Twitter is a dangerous place. And I don’t say that lightly. Perhaps you’ve seen news showing that certain countries and companies spend tens of millions of dollars funding fake accounts, spreading fake news (truly fake news), and even organizing real-world events with fake accounts. I’ve learned a bit about that stuff, but I think knowing about it still doesn’t fix the fact that fake accounts dominate or at least influence many Twitter conversations and trends.
With those clear findings in mind, there are certainly accounts I notice that are blatant examples. However, spotting blatant ones doesn’t mean you don’t get fooled by more convincing fake accounts. In fact, given the scale of fake accounts on Twitter as well as the presumed effectiveness for relatively low cost, you can assume that if you spend a bit of time on Twitter every day, you’ve considered fake accounts to be real people many times.

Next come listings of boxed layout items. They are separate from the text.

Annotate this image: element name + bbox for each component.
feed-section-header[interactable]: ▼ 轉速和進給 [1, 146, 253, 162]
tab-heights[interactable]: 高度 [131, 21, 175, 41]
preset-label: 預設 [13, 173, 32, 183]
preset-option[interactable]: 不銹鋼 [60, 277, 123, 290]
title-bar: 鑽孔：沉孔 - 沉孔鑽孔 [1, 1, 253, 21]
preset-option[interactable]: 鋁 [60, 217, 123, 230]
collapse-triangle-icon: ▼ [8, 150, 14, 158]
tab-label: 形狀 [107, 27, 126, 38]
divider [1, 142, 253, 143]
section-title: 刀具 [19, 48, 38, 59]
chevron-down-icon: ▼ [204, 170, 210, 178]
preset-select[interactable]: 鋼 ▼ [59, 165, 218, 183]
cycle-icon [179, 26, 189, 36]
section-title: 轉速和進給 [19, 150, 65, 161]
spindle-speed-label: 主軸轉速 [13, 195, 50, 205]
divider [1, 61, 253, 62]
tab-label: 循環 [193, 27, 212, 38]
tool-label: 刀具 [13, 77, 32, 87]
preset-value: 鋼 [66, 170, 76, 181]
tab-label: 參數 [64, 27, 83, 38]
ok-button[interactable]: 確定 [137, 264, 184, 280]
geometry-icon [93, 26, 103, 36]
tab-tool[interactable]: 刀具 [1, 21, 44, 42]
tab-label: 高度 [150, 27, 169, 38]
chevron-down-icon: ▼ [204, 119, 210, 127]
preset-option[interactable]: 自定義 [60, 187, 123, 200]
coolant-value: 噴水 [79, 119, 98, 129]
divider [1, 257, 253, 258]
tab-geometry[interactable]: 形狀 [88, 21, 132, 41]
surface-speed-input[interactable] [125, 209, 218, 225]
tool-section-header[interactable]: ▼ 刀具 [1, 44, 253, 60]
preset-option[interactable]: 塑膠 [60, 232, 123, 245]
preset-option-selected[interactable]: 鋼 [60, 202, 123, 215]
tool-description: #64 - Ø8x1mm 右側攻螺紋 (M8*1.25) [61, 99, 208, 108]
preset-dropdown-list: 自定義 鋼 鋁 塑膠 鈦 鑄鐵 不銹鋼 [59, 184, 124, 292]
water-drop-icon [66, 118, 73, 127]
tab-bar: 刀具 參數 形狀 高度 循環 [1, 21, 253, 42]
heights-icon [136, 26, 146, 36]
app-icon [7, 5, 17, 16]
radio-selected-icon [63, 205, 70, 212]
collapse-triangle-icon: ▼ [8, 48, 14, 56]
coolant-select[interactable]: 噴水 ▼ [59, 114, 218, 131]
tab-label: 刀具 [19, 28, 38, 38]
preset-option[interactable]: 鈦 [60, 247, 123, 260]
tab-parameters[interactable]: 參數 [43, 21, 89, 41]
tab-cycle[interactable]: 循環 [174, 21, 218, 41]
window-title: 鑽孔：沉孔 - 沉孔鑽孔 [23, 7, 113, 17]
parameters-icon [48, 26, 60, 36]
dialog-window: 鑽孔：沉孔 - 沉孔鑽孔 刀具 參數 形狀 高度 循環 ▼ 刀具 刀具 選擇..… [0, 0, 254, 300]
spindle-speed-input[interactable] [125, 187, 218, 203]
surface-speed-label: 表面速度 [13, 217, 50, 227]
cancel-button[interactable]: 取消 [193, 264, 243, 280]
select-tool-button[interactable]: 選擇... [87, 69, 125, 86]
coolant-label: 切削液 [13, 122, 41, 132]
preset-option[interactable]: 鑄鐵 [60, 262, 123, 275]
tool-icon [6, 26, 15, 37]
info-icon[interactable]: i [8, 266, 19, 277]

This is an article I might have written anyway, because I see suspect-looking accounts trying to steer conversations or inflame disagreements far too frequently — and, seemingly, being effective at it. However, something in particular caught my attention recently.
When someone (or some people?) broke into a bunch of high-profile, verified Twitter accounts a month or so ago — including the accounts of Elon Musk, Bill Gates, Barack Obama, and others — CleanTechnica’s account was apparently not high-profile enough (oh, me — sigh) and we were still tweeting. And we got swarmed with responses from various fake accounts. Perhaps their normal routines were disrupted because verified accounts across Twitterland were silent, but they had to work anyway. The whole thing just reinforced the point that Twitter is full of fake people trying to shape conversations.
It is easy to notice a fake account with 0 followers, a blank or ridiculous profile photo, an odd bio, and a history of clearly narrow and repetitive tweets (if you decided to spend time checking those things out), but some fake accounts were set up years ago and have even become quite popular. Even with a crappy job acting out a role and delivering a certain message on Twitter, some workers will be impressively intelligent and effective. An especially convincing fake account could find pictures of someone online (perhaps a public Facebook page with a ton of photos) and come across as very real. How would you know they aren’t?
But here’s one final note that is another reason I was compelled to write this piece. The thing is, if one tweet or one thread adjusts someone’s perspective on a topic (for example, a political candidate) just enough to achieve the overarching objective (for example, getting people to vote for someone in particular or not vote at all), then the practice is encouraged. All you need sometimes is something said the right way 100 times, or for your message to get in front of just the right person — a true social influencer — to trigger a retweet. Say, for example, that your role is to be a big Chicago Bull fan and develop a following around that, and then, once or twice a month, you put out a very strongly worded political opinion. Perhaps you’ve gained 10,000 followers who are very aligned with your basketball point of view and rather apathetic politically — that could be 10,000 out of 20,000 total followers, for example. How many of them might end up adopting your core political arguments? Who knows? But this kind of thing works enough that it is a popular method used on large scale for swaying public opinion.
All I can say at this point is: be as careful as you can to watch out for fake accounts (especially ones talented at stirring up flames), research topics in depth and from a variety of sources rather than forming opinions based on simple logic and strong claims made on Twitter with loose or no evidence, or just stay off Twitter altogether.
The same is largely true for Facebook, I presume, but I haven’t really spent time there in years, so I don’t know what it’s like these days. Reddit is surely a wonderful place for paid accounts with an agenda to thrive.
Simply doing our best individually is not going to solve the problem. These methods of social and political influence are funded because they are effective. Most people will not even put their guard up. Though, I do think the propaganda spread through social media is one of the greatest threats our society faces, so let’s all do what we can and help raise awareness of the issue.